Pierre Lemaitre – Le grand monde

Rentrée littéraire hiver 2022

vagabondageautourdesoi.com Le feuilleton captivant de cette rentrée littéraire est présenté par Pierre Lemaitre avec Le grand monde mêlant fresque sociale, historique et politique lors de l’après seconde guerre mondiale. Les tickets de rationnement étaient encore d’actualité. Il faut attendre deux ans pour avoir une voiture. Les logements quand on avait la chance d’en avoir un n’avaient pas de confort. La France s’embourbait déjà en Indochine…

La famille Pelletier habite à Beyrouth, précisément Avenue des Français, proche de l’entreprise de savonnerie où les deux parents travaillent sans relâche depuis plus de trente ans. D’ailleurs, les bénéfices sont là puisque les manufactures de Tripoli et d’Alep ont été rachetées.

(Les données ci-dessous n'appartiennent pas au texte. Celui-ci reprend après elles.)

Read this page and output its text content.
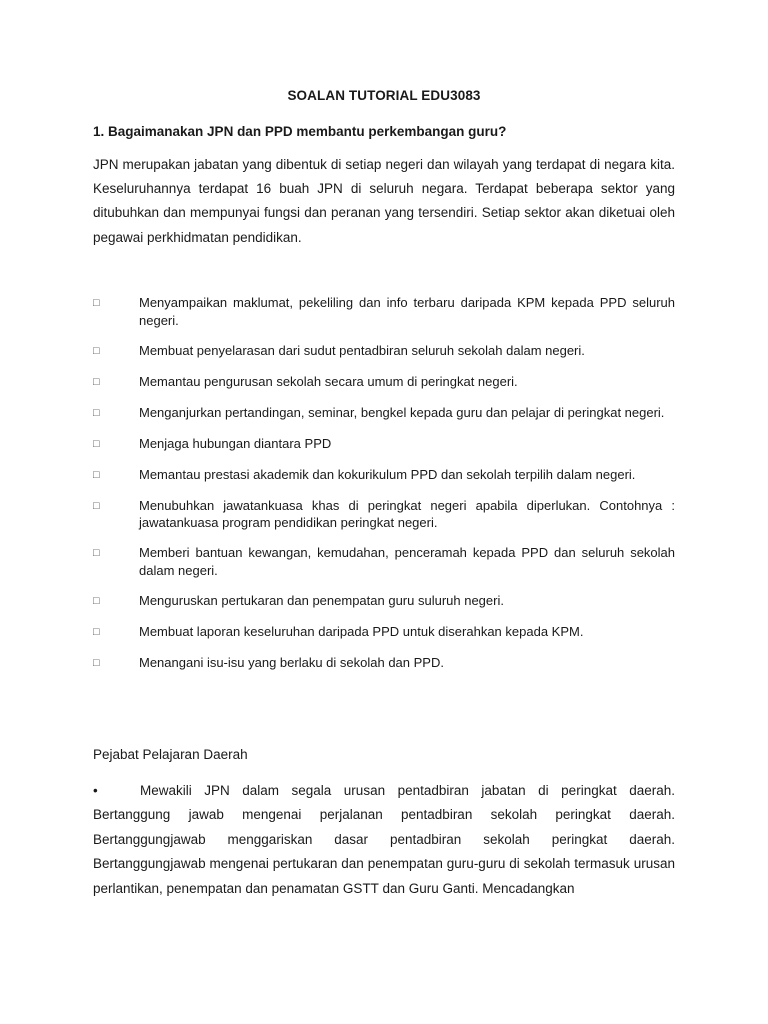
SOALAN TUTORIAL EDU3083
1. Bagaimanakan JPN dan PPD membantu perkembangan guru?

JPN merupakan jabatan yang dibentuk di setiap negeri dan wilayah yang terdapat di negara kita. Keseluruhannya terdapat 16 buah JPN di seluruh negara. Terdapat beberapa sektor yang ditubuhkan dan mempunyai fungsi dan peranan yang tersendiri. Setiap sektor akan diketuai oleh pegawai perkhidmatan pendidikan.

□	Menyampaikan maklumat, pekeliling dan info terbaru daripada KPM kepada PPD seluruh negeri.
□	Membuat penyelarasan dari sudut pentadbiran seluruh sekolah dalam negeri.
□	Memantau pengurusan sekolah secara umum di peringkat negeri.
□	Menganjurkan pertandingan, seminar, bengkel kepada guru dan pelajar di peringkat negeri.
□	Menjaga hubungan diantara PPD
□	Memantau prestasi akademik dan kokurikulum PPD dan sekolah terpilih dalam negeri.
□	Menubuhkan jawatankuasa khas di peringkat negeri apabila diperlukan. Contohnya : jawatankuasa program pendidikan peringkat negeri.
□	Memberi bantuan kewangan, kemudahan, penceramah kepada PPD dan seluruh sekolah dalam negeri.
□	Menguruskan pertukaran dan penempatan guru suluruh negeri.
□	Membuat laporan keseluruhan daripada PPD untuk diserahkan kepada KPM.
□	Menangani isu-isu yang berlaku di sekolah dan PPD.
Pejabat Pelajaran Daerah

•	Mewakili JPN dalam segala urusan pentadbiran jabatan di peringkat daerah. Bertanggung jawab mengenai perjalanan pentadbiran sekolah peringkat daerah. Bertanggungjawab menggariskan dasar pentadbiran sekolah peringkat daerah. Bertanggungjawab mengenai pertukaran dan penempatan guru-guru di sekolah termasuk urusan perlantikan, penempatan dan penamatan GSTT dan Guru Ganti. Mencadangkan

Louis et Angèle forment un couple souvent attentif l’un vers l’autre, même si Angèle est un condensé d’idées reçues, tributaire de sa vision très économique du monde par manque de curiosité et d’ouverture. Quatre enfants presque tous adultes forment leur famille. Et de mars 48 à novembre 48, Pierre Lemaitre nous fait pénétrer dans leur intimité.

La fratrie Pelletier

De Beyrouth à Paris en passant par Saïgon, six petits mois dans la vie de cette famille ! Et, quelle famille …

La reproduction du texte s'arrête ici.